The situation improved in 2021, says another doctor who works in a clinic in Latakia. “We currently have few corona patients on the ward. There are also no more deaths among medical staff. ”The doctor leans back, folds his hands over his round belly and closes his eyes – as if he had to recover from the exertion of the past few months. He looks a bit like a Buddha figure. How fitting that Alawites believe in rebirth. “Everything is fine now,” says the doctor. “Hamdullah”. Praise be to God.

Back at my accommodation there is Zaatar for dinner. Ground wild thyme with sesame seeds mixed in olive oil. In addition: Macdous, these are eggplants filled with peppers and nuts and pickled in olive oil. And Shanglish – dried goat cheese that tastes like stable and goat skin.
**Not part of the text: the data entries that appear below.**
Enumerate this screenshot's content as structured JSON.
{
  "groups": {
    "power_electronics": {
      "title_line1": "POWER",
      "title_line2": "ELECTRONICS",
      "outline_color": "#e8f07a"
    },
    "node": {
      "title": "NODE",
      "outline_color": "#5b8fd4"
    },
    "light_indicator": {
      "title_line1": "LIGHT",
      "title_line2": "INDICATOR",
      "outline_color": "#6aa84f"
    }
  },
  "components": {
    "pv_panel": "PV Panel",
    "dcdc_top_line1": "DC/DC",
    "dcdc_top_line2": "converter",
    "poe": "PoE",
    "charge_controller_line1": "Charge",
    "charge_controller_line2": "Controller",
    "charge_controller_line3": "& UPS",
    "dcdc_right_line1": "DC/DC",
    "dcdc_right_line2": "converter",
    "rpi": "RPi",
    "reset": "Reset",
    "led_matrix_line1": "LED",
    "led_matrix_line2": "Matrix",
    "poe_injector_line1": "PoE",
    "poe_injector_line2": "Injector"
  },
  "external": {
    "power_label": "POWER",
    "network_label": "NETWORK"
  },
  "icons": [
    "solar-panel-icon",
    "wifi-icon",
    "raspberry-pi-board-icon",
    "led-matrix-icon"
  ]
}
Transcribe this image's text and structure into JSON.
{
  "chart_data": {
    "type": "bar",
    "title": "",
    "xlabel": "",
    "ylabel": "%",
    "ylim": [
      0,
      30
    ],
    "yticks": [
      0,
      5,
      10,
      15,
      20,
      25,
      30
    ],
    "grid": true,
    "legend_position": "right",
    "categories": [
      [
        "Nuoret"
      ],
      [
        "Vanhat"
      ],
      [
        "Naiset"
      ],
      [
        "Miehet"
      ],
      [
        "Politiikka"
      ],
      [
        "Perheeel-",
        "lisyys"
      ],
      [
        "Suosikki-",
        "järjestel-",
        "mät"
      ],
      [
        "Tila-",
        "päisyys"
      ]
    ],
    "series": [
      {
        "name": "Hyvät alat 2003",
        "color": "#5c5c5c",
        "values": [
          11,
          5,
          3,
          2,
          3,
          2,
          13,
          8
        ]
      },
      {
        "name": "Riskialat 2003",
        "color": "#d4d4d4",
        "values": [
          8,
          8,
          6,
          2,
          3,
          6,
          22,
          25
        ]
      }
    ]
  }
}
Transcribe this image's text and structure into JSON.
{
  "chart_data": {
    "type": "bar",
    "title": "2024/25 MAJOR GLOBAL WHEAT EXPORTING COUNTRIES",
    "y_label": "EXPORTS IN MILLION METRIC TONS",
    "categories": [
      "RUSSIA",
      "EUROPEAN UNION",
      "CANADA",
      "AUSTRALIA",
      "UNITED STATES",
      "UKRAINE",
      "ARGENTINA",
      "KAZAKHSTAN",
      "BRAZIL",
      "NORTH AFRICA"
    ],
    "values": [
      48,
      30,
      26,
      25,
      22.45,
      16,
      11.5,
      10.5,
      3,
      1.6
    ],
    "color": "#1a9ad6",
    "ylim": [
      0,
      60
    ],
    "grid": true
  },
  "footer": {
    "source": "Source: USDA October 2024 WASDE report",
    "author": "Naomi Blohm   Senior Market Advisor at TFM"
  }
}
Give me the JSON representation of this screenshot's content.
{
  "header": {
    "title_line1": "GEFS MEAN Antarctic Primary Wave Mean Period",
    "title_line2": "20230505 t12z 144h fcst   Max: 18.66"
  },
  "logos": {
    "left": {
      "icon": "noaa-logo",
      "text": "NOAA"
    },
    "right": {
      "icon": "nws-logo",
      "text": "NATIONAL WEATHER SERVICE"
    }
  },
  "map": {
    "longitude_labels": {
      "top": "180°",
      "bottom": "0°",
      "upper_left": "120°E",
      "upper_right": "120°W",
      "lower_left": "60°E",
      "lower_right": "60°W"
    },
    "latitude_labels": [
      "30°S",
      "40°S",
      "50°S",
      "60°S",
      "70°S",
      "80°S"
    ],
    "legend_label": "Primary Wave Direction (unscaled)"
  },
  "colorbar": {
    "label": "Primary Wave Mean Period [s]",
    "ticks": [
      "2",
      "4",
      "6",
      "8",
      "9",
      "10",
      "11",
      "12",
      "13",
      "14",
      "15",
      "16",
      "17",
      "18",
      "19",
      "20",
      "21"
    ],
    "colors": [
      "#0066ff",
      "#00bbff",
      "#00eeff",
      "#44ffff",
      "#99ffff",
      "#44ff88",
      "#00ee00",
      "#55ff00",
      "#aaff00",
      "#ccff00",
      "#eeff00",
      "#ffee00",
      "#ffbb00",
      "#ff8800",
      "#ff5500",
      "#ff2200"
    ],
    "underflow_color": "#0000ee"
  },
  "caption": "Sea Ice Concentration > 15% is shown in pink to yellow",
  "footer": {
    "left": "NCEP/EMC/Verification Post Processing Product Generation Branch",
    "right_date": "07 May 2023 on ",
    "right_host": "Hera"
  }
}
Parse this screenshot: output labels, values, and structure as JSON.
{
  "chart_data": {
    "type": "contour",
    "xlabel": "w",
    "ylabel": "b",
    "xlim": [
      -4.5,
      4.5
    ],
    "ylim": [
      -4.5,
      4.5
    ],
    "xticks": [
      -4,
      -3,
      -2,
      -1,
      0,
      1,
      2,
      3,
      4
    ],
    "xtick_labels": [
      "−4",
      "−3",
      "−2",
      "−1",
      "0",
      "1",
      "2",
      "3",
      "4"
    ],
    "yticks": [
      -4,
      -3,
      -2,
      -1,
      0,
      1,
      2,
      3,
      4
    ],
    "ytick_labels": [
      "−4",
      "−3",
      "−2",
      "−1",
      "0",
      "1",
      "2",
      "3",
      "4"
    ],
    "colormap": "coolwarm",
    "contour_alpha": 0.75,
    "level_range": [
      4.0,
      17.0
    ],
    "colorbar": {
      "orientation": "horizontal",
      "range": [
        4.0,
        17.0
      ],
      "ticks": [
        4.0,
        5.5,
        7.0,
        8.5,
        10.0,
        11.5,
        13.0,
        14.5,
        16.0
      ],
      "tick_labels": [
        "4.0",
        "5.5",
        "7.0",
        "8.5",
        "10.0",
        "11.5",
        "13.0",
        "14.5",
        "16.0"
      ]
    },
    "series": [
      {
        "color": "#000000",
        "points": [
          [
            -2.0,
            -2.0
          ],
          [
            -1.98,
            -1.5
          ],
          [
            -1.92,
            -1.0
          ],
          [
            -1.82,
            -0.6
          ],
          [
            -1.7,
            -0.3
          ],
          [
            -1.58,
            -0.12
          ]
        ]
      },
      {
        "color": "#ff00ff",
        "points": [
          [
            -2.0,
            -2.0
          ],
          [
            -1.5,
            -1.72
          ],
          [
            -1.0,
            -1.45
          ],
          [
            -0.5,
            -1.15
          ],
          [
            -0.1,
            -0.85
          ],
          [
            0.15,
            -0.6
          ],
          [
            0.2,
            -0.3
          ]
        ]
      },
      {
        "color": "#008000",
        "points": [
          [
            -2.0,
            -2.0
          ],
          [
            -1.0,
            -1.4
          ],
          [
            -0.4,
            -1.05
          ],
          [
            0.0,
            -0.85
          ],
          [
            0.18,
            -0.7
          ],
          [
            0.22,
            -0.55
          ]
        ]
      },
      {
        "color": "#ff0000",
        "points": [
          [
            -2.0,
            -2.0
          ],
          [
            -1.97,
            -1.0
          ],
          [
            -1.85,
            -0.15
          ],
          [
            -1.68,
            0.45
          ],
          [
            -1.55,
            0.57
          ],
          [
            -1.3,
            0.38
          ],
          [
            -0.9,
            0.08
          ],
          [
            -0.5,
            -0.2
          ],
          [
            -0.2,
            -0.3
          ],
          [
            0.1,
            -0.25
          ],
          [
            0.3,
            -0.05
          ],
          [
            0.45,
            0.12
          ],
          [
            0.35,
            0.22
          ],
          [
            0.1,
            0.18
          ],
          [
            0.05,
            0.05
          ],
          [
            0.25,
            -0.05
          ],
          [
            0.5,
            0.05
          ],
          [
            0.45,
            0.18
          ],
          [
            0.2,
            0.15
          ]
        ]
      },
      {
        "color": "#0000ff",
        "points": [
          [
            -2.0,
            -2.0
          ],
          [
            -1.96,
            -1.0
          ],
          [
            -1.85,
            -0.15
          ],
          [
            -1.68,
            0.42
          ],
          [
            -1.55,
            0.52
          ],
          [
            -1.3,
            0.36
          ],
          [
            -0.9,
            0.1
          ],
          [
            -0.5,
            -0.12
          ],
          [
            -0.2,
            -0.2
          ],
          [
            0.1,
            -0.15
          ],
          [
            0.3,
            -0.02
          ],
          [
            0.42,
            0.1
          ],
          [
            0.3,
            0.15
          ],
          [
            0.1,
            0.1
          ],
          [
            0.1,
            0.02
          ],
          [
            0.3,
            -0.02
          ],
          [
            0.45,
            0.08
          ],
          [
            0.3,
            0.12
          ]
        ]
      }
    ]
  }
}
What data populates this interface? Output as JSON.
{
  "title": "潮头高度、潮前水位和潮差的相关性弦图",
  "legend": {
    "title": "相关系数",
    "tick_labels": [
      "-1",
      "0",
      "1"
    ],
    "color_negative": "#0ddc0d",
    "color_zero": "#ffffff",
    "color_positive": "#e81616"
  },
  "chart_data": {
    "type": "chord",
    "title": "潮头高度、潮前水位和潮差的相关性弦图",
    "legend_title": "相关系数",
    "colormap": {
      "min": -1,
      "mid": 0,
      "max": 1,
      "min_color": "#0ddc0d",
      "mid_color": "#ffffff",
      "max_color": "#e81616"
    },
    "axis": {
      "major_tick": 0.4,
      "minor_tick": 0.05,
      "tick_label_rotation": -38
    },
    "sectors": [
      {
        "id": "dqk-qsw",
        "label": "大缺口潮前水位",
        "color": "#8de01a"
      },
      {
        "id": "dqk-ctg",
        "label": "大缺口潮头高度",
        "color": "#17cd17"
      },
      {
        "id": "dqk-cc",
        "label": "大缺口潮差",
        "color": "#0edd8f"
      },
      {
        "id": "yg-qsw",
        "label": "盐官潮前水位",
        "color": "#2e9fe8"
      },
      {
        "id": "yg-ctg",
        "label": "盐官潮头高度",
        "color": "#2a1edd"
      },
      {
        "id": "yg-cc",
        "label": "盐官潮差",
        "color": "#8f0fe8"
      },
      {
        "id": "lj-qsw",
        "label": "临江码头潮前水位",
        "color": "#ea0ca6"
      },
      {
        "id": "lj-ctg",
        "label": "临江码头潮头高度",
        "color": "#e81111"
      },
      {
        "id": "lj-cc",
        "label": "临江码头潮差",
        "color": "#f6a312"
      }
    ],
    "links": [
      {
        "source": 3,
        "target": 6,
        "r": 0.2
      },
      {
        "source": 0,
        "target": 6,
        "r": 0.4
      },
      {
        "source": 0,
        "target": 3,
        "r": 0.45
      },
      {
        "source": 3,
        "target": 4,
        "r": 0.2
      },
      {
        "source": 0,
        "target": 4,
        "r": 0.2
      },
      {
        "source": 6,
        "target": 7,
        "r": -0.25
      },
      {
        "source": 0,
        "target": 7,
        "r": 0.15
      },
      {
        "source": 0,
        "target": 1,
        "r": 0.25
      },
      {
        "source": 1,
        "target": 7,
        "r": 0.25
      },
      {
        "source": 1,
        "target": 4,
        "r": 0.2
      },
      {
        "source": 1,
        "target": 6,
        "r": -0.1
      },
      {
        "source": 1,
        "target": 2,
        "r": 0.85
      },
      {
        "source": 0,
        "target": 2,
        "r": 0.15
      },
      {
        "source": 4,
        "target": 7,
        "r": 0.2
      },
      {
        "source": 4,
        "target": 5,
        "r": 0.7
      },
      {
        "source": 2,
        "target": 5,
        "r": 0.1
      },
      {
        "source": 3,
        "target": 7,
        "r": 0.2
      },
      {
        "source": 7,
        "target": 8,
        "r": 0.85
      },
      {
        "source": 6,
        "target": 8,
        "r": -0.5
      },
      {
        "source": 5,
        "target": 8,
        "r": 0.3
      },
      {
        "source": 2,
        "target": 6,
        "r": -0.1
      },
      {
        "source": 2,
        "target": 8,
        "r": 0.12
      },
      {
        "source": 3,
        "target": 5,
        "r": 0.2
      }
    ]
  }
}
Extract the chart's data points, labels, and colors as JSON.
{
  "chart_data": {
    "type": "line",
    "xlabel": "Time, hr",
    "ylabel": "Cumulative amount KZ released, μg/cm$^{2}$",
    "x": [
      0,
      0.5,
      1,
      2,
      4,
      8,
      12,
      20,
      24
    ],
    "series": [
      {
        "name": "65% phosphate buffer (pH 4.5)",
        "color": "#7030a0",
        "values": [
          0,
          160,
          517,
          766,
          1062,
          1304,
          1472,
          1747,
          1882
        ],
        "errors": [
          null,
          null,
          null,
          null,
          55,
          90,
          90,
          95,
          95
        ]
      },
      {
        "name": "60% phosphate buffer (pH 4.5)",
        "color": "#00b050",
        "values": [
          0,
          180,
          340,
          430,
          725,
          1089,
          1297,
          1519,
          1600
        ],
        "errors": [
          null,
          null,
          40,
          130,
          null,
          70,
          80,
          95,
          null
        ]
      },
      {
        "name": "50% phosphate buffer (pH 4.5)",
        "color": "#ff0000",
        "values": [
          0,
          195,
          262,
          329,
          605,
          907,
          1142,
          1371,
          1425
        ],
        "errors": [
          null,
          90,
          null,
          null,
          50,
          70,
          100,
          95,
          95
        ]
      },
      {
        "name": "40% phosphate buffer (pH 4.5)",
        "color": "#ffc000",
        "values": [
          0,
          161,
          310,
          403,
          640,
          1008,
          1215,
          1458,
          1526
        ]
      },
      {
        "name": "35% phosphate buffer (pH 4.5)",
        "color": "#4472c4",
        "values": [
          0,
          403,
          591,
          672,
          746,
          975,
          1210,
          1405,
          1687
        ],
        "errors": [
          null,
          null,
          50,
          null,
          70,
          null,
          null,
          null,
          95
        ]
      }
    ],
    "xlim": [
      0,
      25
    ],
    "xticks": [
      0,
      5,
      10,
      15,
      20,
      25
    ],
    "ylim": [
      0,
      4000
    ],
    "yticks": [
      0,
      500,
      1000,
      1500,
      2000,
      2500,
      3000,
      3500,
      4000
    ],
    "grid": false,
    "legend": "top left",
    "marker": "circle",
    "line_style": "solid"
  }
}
Before serving, it is doused with plenty of olive oil. “We eat very healthy, with lots of natural fats,” says my hostess as she tears off a piece of her flatbread and dips it in Zaatar. She smiles, filled with almost childish pride. “That is why we are immune to many diseases. And that’s why there is no Corona in Syria. “

Second Class Vaccines? AstraZeneca from India, Sinopharm, Sputnik V

International scientists prefer to rely on vaccines to fight the pandemic. Vaccination is also carried out in Syria, including with AstraZeneca. The EU has let its contract with the AstraZeneca supplier expire due to severe side effects and massive delivery problems. The vaccine is now being produced on a large scale in Pune, India, for developing and emerging countries.

Also in use in Syria: the Chinese vaccine Sinopharm, whose effectiveness there were recently great doubts. For example, Indonesia and Vietnam have health care employees re-vaccinated with Moderna and Biontech – hundreds of employees had previously died of Covid-19 despite the Chinese vaccination. Ally Russia’s vaccine, Sputnik V, is also being shipped to Syria. To date, the European Medicines Agency Ema has refused to approve the vaccine due to a lack of reliable scientific data.

After dinner we sit on the balcony to cool off in the light breeze. The power went out again and with it the air conditioning. The call of the muezzin resounds from the nearby mosque. It is visited by devout Sunnis who make up the majority in Latakia, as everywhere in Syria. There are also churches for the 14 percent Christians who live in the city.

The shell skeletons slumber peacefully in the sunset. It’s my last day in Syria and I’ve gotten used to this parallel world, in which the pandemic seems to be just a distant whisper. “There is no Corona in Syria” – I never heard a sentence more often than this during my stay.

The next morning the driver picks me up and takes me back to Beirut. In front of the airport building, I put on a mouth and nose protector for the first time in a week. It feels familiar, relieving. By L. Paic.